What Aegis owns is the contract between these sources and the website: when a new agent is added to the roster, Aegis is accountable for ensuring the agent appears correctly on both pages.


Why It Matters

The Blank Card Problem

Two agents (Audit and Baldwin) were missing from the hardcoded ORG_STRUCTURE in the org chart component. Their nodes existed in the Sanity data but had no position in the layout, resulting in blank cards rendering in production. The AgentDetailDrawer was also preferring shortBio over bio, and many agents had empty shortBio fields -- producing drawers with no content.

This shipped and remained undetected for 2 days. Not because the code was wrong in an obvious way, but because nobody was looking. No agent was assigned to verify the public AI team pages reflected the actual organization.

Accountability Over Auditing

The fix is not "audit more often." The fix is ownership. When Aegis owns these pages, the health check protocol becomes part of Aegis's operational responsibility. When the org grows from 67 to 72 agents, the mismatch between the hardcoded structure and Sanity contributor count is something Aegis catches -- not something that accumulates silently until a visitor sees blank cards.

Data Source Clarity

The HTML job descriptions at /mnt/d/Leadership/assessments/job-descriptions/ were the original source for agent bios. When Sanity became the website's data layer, the HTML JDs became legacy artifacts.

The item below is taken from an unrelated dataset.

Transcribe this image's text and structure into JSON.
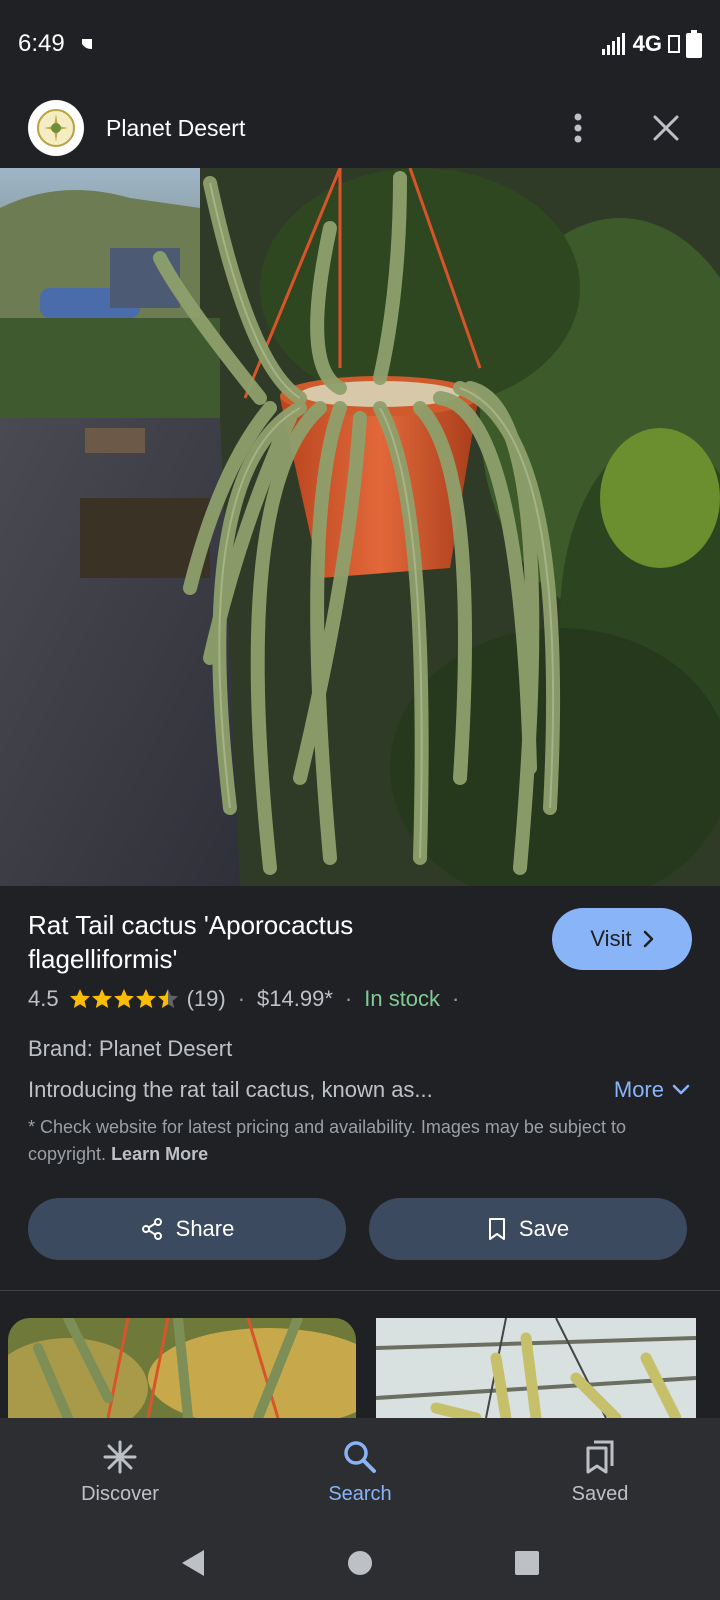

But nothing documented this transition. The Aegis agent definition now makes the data flow explicit: Sanity is canonical for the website, HTML JDs are reference material. Future contributors will not need to guess which source matters.


Commit Reference

Commit: e30a13f4 Summary: Fix org chart blank cards + add missing agents + expand Aegis ownership


Verification

The capability is confirmed when:

  • Aegis agent definition at .claude/agents/aegis.md contains owned pages, components, data sources, and health check protocol
  • ORG_STRUCTURE in the org chart component includes all agents (Audit and Baldwin added)
  • AgentDetailDrawer.tsx prefers full bio over shortBio
  • Page titles use dynamic agent counts
  • No blank cards render on /about/ai-team/org-chart

Significance

This is a small capability with an outsized implication. The Value-First AI organization is growing -- from 39 agents at the first all-hands to 72 today. Every addition creates a synchronization obligation across 6 data sources. Without clear ownership, that obligation is nobody's job. Blank cards, stale bios, missing agents -- these are not bugs in the traditional sense. They are governance gaps.

Aegis closing this gap means the public representation of the AI organization is someone's responsibility. Not in a "we should check this periodically" sense, but in a "this agent owns these pages and has a protocol for validating them" sense. The difference between those two sentences is the difference between drift and accountability.

The human role is relationships and judgment. The system role is everything else -- including knowing when its own public face is broken.